Abstract
BACKGROUND. In 2011, we discovered the TEMPI syndrome. TEMPI is a rare monoclonal gammopathy of clinical significance (MGCS) with patients displaying five hallmark features of disease: (1) Telangiectasias (primarily involving the upper torso and face), (2) elevated serum Erythropoietin (EPO) levels and erythrocytosis, (3) Monoclonal gammopathy, (4) Perinephric fluid collections, and (5) microscopic Intrapulmonary shunting.
To date, we have identified 52 patients world-wide. TEMPI is an acquired syndrome, and there does not appear to be any geographic, racial, or gender predisposition.
The dramatically elevated serum EPO is striking, with EPO levels often exceeding 500-times the upper limit of normal. These EPO levels are much higher than those seen in EPO-secreting tumors, suggesting a severe dysregulation of the body's hypoxia sensing pathway and of EPO production. High EPO leads to uncontrolled red blood cell production such that patients present with marked erythrocytosis. Patients are commonly misdiagnosed with polycythemia vera and often start programs of therapeutic phlebotomy.
The use of plasma cell directed therapies in several patients (e.g., bortezomib, lenalidomide, daratumumab, teclistamab, autologous transplant) have been used to eradicate the TEMPI MGUS. Remarkably, elimination of the MGUS leads to complete resolution of the other TEMPI syndrome symptoms. This clinical finding has confirmed the monoclonal antibody as the pathologic driver of the disease.

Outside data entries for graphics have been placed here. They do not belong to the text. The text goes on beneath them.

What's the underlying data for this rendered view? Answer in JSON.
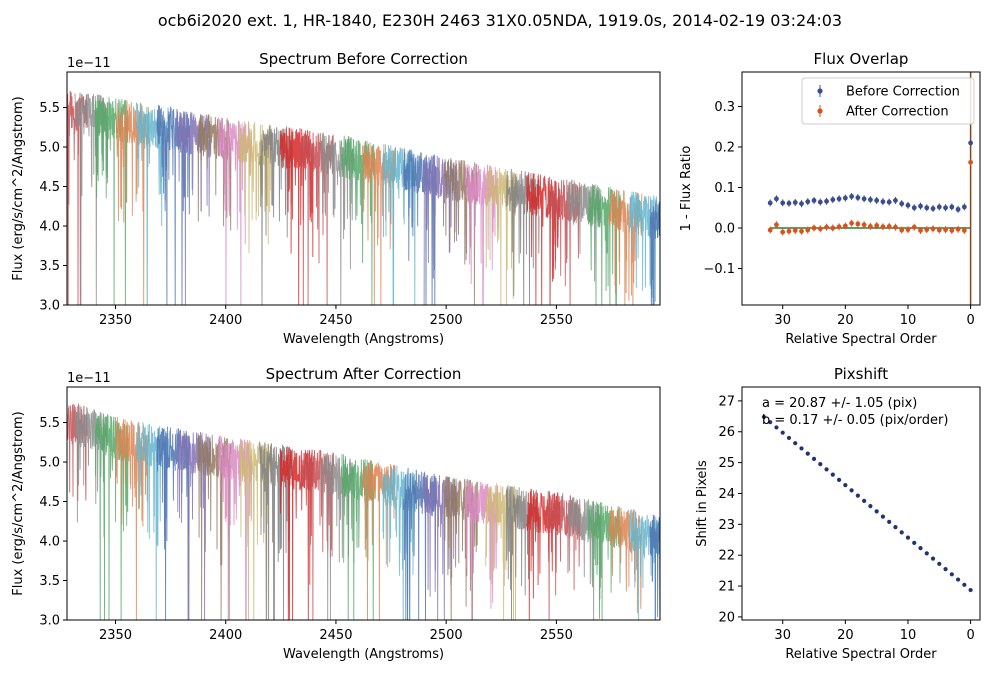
{
  "figure": {
    "title": "ocb6i2020 ext. 1, HR-1840, E230H 2463 31X0.05NDA, 1919.0s, 2014-02-19 03:24:03"
  },
  "chart_data": [
    {
      "id": "before",
      "type": "line",
      "title": "Spectrum Before Correction",
      "xlabel": "Wavelength (Angstroms)",
      "ylabel": "Flux (erg/s/cm^2/Angstrom)",
      "y_multiplier": "1e−11",
      "xlim": [
        2328,
        2597
      ],
      "ylim": [
        3.0,
        5.95
      ],
      "xticks": [
        2350,
        2400,
        2450,
        2500,
        2550
      ],
      "yticks": [
        3.0,
        3.5,
        4.0,
        4.5,
        5.0,
        5.5
      ],
      "order_count": 32,
      "continuum": {
        "x": [
          2330,
          2350,
          2400,
          2450,
          2500,
          2550,
          2597
        ],
        "y": [
          5.45,
          5.35,
          5.1,
          4.9,
          4.6,
          4.35,
          4.1
        ]
      }
    },
    {
      "id": "after",
      "type": "line",
      "title": "Spectrum After Correction",
      "xlabel": "Wavelength (Angstroms)",
      "ylabel": "Flux (erg/s/cm^2/Angstrom)",
      "y_multiplier": "1e−11",
      "xlim": [
        2328,
        2597
      ],
      "ylim": [
        3.0,
        5.95
      ],
      "xticks": [
        2350,
        2400,
        2450,
        2500,
        2550
      ],
      "yticks": [
        3.0,
        3.5,
        4.0,
        4.5,
        5.0,
        5.5
      ],
      "order_count": 32,
      "continuum": {
        "x": [
          2330,
          2350,
          2400,
          2450,
          2500,
          2550,
          2597
        ],
        "y": [
          5.5,
          5.3,
          5.05,
          4.85,
          4.55,
          4.35,
          4.05
        ]
      }
    },
    {
      "id": "overlap",
      "type": "scatter",
      "title": "Flux Overlap",
      "xlabel": "Relative Spectral Order",
      "ylabel": "1 - Flux Ratio",
      "xlim": [
        36.5,
        -1.5
      ],
      "ylim": [
        -0.19,
        0.385
      ],
      "xticks": [
        30,
        20,
        10,
        0
      ],
      "yticks": [
        -0.1,
        0.0,
        0.1,
        0.2,
        0.3
      ],
      "legend": {
        "placement": "top-right",
        "entries": [
          "Before Correction",
          "After Correction"
        ]
      },
      "series": [
        {
          "name": "Before Correction",
          "color": "#3a4d8f",
          "x": [
            32,
            31,
            30,
            29,
            28,
            27,
            26,
            25,
            24,
            23,
            22,
            21,
            20,
            19,
            18,
            17,
            16,
            15,
            14,
            13,
            12,
            11,
            10,
            9,
            8,
            7,
            6,
            5,
            4,
            3,
            2,
            1,
            0
          ],
          "y": [
            0.062,
            0.072,
            0.062,
            0.061,
            0.063,
            0.06,
            0.065,
            0.068,
            0.064,
            0.066,
            0.07,
            0.072,
            0.074,
            0.078,
            0.075,
            0.072,
            0.07,
            0.068,
            0.065,
            0.064,
            0.068,
            0.06,
            0.056,
            0.05,
            0.054,
            0.05,
            0.048,
            0.052,
            0.05,
            0.052,
            0.046,
            0.052,
            0.21
          ]
        },
        {
          "name": "After Correction",
          "color": "#d9531e",
          "x": [
            32,
            31,
            30,
            29,
            28,
            27,
            26,
            25,
            24,
            23,
            22,
            21,
            20,
            19,
            18,
            17,
            16,
            15,
            14,
            13,
            12,
            11,
            10,
            9,
            8,
            7,
            6,
            5,
            4,
            3,
            2,
            1,
            0
          ],
          "y": [
            -0.005,
            0.008,
            -0.01,
            -0.008,
            -0.006,
            -0.008,
            -0.005,
            0.0,
            -0.002,
            0.002,
            0.0,
            0.003,
            0.005,
            0.012,
            0.01,
            0.008,
            0.004,
            0.006,
            0.003,
            0.004,
            0.002,
            -0.005,
            -0.004,
            0.002,
            -0.006,
            -0.004,
            -0.002,
            -0.005,
            -0.004,
            -0.006,
            -0.003,
            -0.006,
            0.162
          ]
        }
      ],
      "reference_line": {
        "y": 0.0,
        "color": "#2f7d32"
      },
      "vertical_line": {
        "x": 0,
        "color": "#8b4513"
      }
    },
    {
      "id": "pixshift",
      "type": "scatter",
      "title": "Pixshift",
      "xlabel": "Relative Spectral Order",
      "ylabel": "Shift in Pixels",
      "xlim": [
        36.5,
        -1.5
      ],
      "ylim": [
        19.9,
        27.45
      ],
      "xticks": [
        30,
        20,
        10,
        0
      ],
      "yticks": [
        20,
        21,
        22,
        23,
        24,
        25,
        26,
        27
      ],
      "annotations": [
        "a = 20.87 +/- 1.05 (pix)",
        "b = 0.17 +/- 0.05 (pix/order)"
      ],
      "series": [
        {
          "name": "",
          "color": "#1f3470",
          "fit_a": 20.87,
          "fit_b": 0.17,
          "x_from": 33,
          "x_to": 0
        }
      ]
    }
  ]
}
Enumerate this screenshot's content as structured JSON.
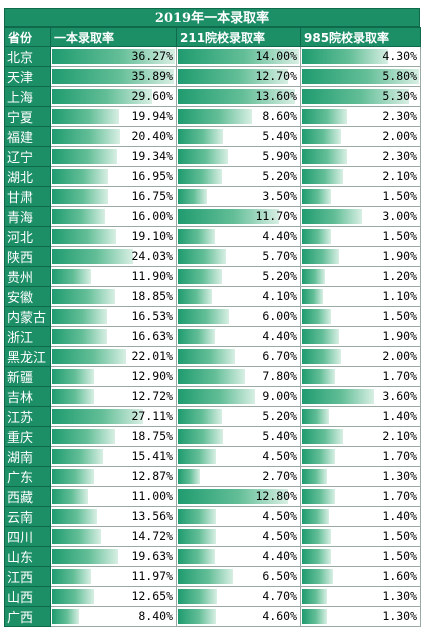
{
  "table": {
    "title": "2019年一本录取率",
    "headers": [
      "省份",
      "一本录取率",
      "211院校录取率",
      "985院校录取率"
    ],
    "max": {
      "c1": 36.27,
      "c2": 14.0,
      "c3": 5.8
    },
    "rows": [
      {
        "province": "北京",
        "c1": "36.27%",
        "c2": "14.00%",
        "c3": "4.30%"
      },
      {
        "province": "天津",
        "c1": "35.89%",
        "c2": "12.70%",
        "c3": "5.80%"
      },
      {
        "province": "上海",
        "c1": "29.60%",
        "c2": "13.60%",
        "c3": "5.30%"
      },
      {
        "province": "宁夏",
        "c1": "19.94%",
        "c2": "8.60%",
        "c3": "2.30%"
      },
      {
        "province": "福建",
        "c1": "20.40%",
        "c2": "5.40%",
        "c3": "2.00%"
      },
      {
        "province": "辽宁",
        "c1": "19.34%",
        "c2": "5.90%",
        "c3": "2.30%"
      },
      {
        "province": "湖北",
        "c1": "16.95%",
        "c2": "5.20%",
        "c3": "2.10%"
      },
      {
        "province": "甘肃",
        "c1": "16.75%",
        "c2": "3.50%",
        "c3": "1.50%"
      },
      {
        "province": "青海",
        "c1": "16.00%",
        "c2": "11.70%",
        "c3": "3.00%"
      },
      {
        "province": "河北",
        "c1": "19.10%",
        "c2": "4.40%",
        "c3": "1.50%"
      },
      {
        "province": "陕西",
        "c1": "24.03%",
        "c2": "5.70%",
        "c3": "1.90%"
      },
      {
        "province": "贵州",
        "c1": "11.90%",
        "c2": "5.20%",
        "c3": "1.20%"
      },
      {
        "province": "安徽",
        "c1": "18.85%",
        "c2": "4.10%",
        "c3": "1.10%"
      },
      {
        "province": "内蒙古",
        "c1": "16.53%",
        "c2": "6.00%",
        "c3": "1.50%"
      },
      {
        "province": "浙江",
        "c1": "16.63%",
        "c2": "4.40%",
        "c3": "1.90%"
      },
      {
        "province": "黑龙江",
        "c1": "22.01%",
        "c2": "6.70%",
        "c3": "2.00%"
      },
      {
        "province": "新疆",
        "c1": "12.90%",
        "c2": "7.80%",
        "c3": "1.70%"
      },
      {
        "province": "吉林",
        "c1": "12.72%",
        "c2": "9.00%",
        "c3": "3.60%"
      },
      {
        "province": "江苏",
        "c1": "27.11%",
        "c2": "5.20%",
        "c3": "1.40%"
      },
      {
        "province": "重庆",
        "c1": "18.75%",
        "c2": "5.40%",
        "c3": "2.10%"
      },
      {
        "province": "湖南",
        "c1": "15.41%",
        "c2": "4.50%",
        "c3": "1.70%"
      },
      {
        "province": "广东",
        "c1": "12.87%",
        "c2": "2.70%",
        "c3": "1.30%"
      },
      {
        "province": "西藏",
        "c1": "11.00%",
        "c2": "12.80%",
        "c3": "1.70%"
      },
      {
        "province": "云南",
        "c1": "13.56%",
        "c2": "4.50%",
        "c3": "1.40%"
      },
      {
        "province": "四川",
        "c1": "14.72%",
        "c2": "4.50%",
        "c3": "1.50%"
      },
      {
        "province": "山东",
        "c1": "19.63%",
        "c2": "4.40%",
        "c3": "1.50%"
      },
      {
        "province": "江西",
        "c1": "11.97%",
        "c2": "6.50%",
        "c3": "1.60%"
      },
      {
        "province": "山西",
        "c1": "12.65%",
        "c2": "4.70%",
        "c3": "1.30%"
      },
      {
        "province": "广西",
        "c1": "8.40%",
        "c2": "4.60%",
        "c3": "1.30%"
      }
    ]
  }
}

HYPOTHESIS. The TEMPI syndrome is an acquired and reversible disease, driven by the auto-reactive monoclonal gammopathy (MGCS). It stands to reason that the TEMPI syndrome may have a remote pathogenic trigger (e.g., a virus, bacteria, fungi), and that the resulting immune response has some degree of molecular mimicry between the antibody epitope on the pathogen and a partially cross-reactive human membrane protein. We suspect that the antibody has a low affinity to the human target given the very high serum concentration of monoclonal antibody required to drive the other features of the TEMPI syndrome such as EPO production.
EXPERIMENTS. To date, bone marrow aspirates have been successfully collected from 11 patients with the TEMPI syndrome. Plasma cells were isolated, RNA was purified and long read RNA sequencing was performed to identify the exact heavy and light chain sequence of the monoclonal antibody (mAb). These sequences were cloned into expression vectors, permitting the in vitro production of unique, pure, recombinant, TEMPI patient mAbs. These TEMPI mAbs were assayed in vivo and also used to probe pathogen arrays and a membrane proteome arrays.
RESULTS. (1) TEMPI mAbs were injected into wild-type mice to mimic the same serum monoclonal antibody concentration as seen in patients. The TEMPI mAbs increased the serum EPO concentration as well as increasing the hemoglobin and hematocrit. (2) TEMPI mAbs were used to screen a focused pathogen array. This implicated a potential previous exposure to toxoplasmosis as a trigger in two TEMPI syndrome patients. (3) Two TEMPI mAbs were used for flow cytometric screening of a membrane proteome array of ~6000 human membrane proteins. This has generated a candidate list of potential TEMPI syndrome membrane protein auto-antigens.
Ongoing experiments are underway to confirm the antibody target of the TEMPI syndrome monoclonal antibodies. Ultimately, we hope to understand how an extracellular monoclonal antibody can mimic hypoxia and lead to the dysregulated production of EPO.
DISCUSSION. Having followed rare patients with TEMPI syndrome for more than a decade, we are poised to identify the host antigen target of the TEMPI patient monoclonal antibodies. If successful, this will reveal a novel antibody-antigen interaction capable of driving hypoxia independent erythropoietin production.
The TEMPI syndrome is a model of MGCS, where identification of the antibody target may shed light on disease pathogenesis. Our work demonstrates a straightforward pipeline from bone marrow biopsy to recombinant antibody production where patient-specific mAbs can be readily generated for in vitro diagnostic and research approaches.
The TEMPI syndrome has also been a model of international hematology collaboration. In a disease with ~50 patients world-wide, sample collection and research has depended on the generosity and thoughtfulness of colleagues and patients across the globe.